AP Photo/Charles Dharapak
Like the roomful of monkeys who eventually write Hamlet if given long enough, or the broken clock that's on time twice a day, sooner or later an otherwise dubious political figure will find his moral compass pointing true north if he keeps spinning in place. Or maybe it's Senator Rand Paul of Kentucky who stays in one place as the world spins, with north finally swinging into his sights. Whatever the motive, whatever paranoia fuels the worldview that drives him, whatever withering scorn he invited yesterday from fellow Republicans who found themselves in the strange position of defending a Democratic president, Paul's filibuster of the last 48 hours was an act of patriotism more authentic than we usually see from a right that so ostentatiously professes to love a country it refuses to understand. If nothing else, Paul returned to the tradition of the filibuster some semblance of the heroism that his minority party has left in shambles the last few years with no small assist from Democratic Majority Leader Harry Reid, the eminent hack who had the opportunity to rescue that tradition a couple of months back and declined. Thus we're left with Paul as unlikely savior of not merely tradition but the filibuster's intent, which is to provide a venue for the expression of lonely principles. Sometimes those principles are profound enough that stopping the country in its tracks to ponder them is worth the inconvenience, before such principles are flattened by the steamroller of national consensus.

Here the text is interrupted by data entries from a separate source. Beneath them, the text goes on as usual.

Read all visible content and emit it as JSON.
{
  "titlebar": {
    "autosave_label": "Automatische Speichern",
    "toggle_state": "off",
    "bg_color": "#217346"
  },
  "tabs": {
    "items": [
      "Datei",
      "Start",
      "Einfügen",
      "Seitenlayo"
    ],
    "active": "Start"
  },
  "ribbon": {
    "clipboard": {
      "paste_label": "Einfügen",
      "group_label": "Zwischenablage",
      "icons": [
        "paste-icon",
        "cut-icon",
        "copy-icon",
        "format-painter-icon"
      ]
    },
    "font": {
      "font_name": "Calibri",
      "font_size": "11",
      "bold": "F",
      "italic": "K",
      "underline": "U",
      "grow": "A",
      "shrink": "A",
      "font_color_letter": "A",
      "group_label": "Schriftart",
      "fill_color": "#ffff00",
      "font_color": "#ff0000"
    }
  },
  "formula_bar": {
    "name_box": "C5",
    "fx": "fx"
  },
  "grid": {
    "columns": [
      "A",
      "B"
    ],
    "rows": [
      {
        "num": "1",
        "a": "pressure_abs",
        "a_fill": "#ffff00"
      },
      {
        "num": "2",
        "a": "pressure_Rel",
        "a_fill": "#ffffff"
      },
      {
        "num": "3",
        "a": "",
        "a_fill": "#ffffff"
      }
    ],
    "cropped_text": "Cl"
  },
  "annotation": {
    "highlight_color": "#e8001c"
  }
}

You may believe that drones are legitimate weapons in the ongoing defense against an enemy that's demonstrably enthusiastic about killing American civilians by the indiscriminate thousands. You may believe that the use of drones is preferable to risking the lives of American troops, and that the collateral damage of the former isn't necessarily greater than that of the latter. You may believe that launching a drone missile on a target site, whether on foreign soil or domestic, isn't different in principle than police injecting a tear-gas canister into a criminal's lair. You may believe that when an American openly forsakes allegiance to his country and opts to join an overseas enemy, at the least he flirts with treason and places life and liberty in a fateful escrow from which they later may not be withdrawn. You may believe that Barack Obama is a pretty okay guy all around and disinclined to abuse the power of the drone or to employ it in a cavalier fashion, and that the questions being raised by some on the right about Obama were never raised by the same people about President George W. Bush, who started the drone program, as Republican Senator Lindsey Graham pointed out yesterday. You may believe that the prospect of our government using drones to eliminate alleged political foes within American borders is absurd or ridiculous, to use the words of John McCain in his excoriation of Paul on the Senate floor. You may believe, as Paul himself does, that John Brennan is qualified to be director of the Central Intelligence Agency, the consideration that was at the center of Paul's filibuster.
You may not disagree with any of the above and still be glad that someone is asking the questions that Paul asked and raising the possibilities that Paul raised. Unlike the case of Chuck Hagel's nomination as Defense Secretary, wherein Hagel was beset by inquiries about things such as the Benghazi tragedy that he had nothing to do with, the CIA practice of launching drone strikes is plainly relevant to Brennan's nomination as is a discussion of government limits in a democracy-the great Paul preoccupation for better (such as this time) and worse (such as his belief that the civil-rights laws of the 1960s on behalf of individual liberty were also government overreaches). While Paul is given to flourishes of ideological bodice-ripping, and while there were moments in his 13-hour marathon that he got all Ayn Rand on our asses, and while his filibuster might legitimately be decried as a "stunt" (as some commentators described it), the fact is that Paul stuck to his argument albeit with the expected intellectual and rhetorical detours. A filibuster may be a stunt by its very nature, it may be grandstanding by its very definition, but Paul declined to, for instance, read into the congressional record the menu from the Jefferson Hotel where his colleagues were dining with the president even as Paul spoke. It's even possible that the Adolf Hitler comparisons in which the right has been trading ever since Obama first was inaugurated really weren't the comparisons that Paul insists they weren't but were for the purposes of making a larger point, which the senator stated cogently when he pointed out that if we could trust presidents to always be on their best behavior, we wouldn't need a constitution at all.
In a nearby Senate hearing room at virtually the same hour that Paul began his filibuster, demagogue-in-the-making Ted Cruz of Texas, the needle of his own compass randomly grazing accuracy purely by accident, put to the attorney general of the United States a question as perfectly reasonable as it was straightforward.
Does the government have the right to use a drone on an American citizen on American soil who's not engaged in an act of hostility against the country?
The single-word answer was obvious to anyone unburdened by Eric Holder's law degree and the ethical imagination that such higher learning apparently puts in deep freeze. It took Holder a full day to find that single word, his own moral compass apparently distracted before finally settling on north, otherwise known as "No" for short. That's all I wanted to hear, Paul concluded, heading to the bathroom before voting for Brennan's confirmation.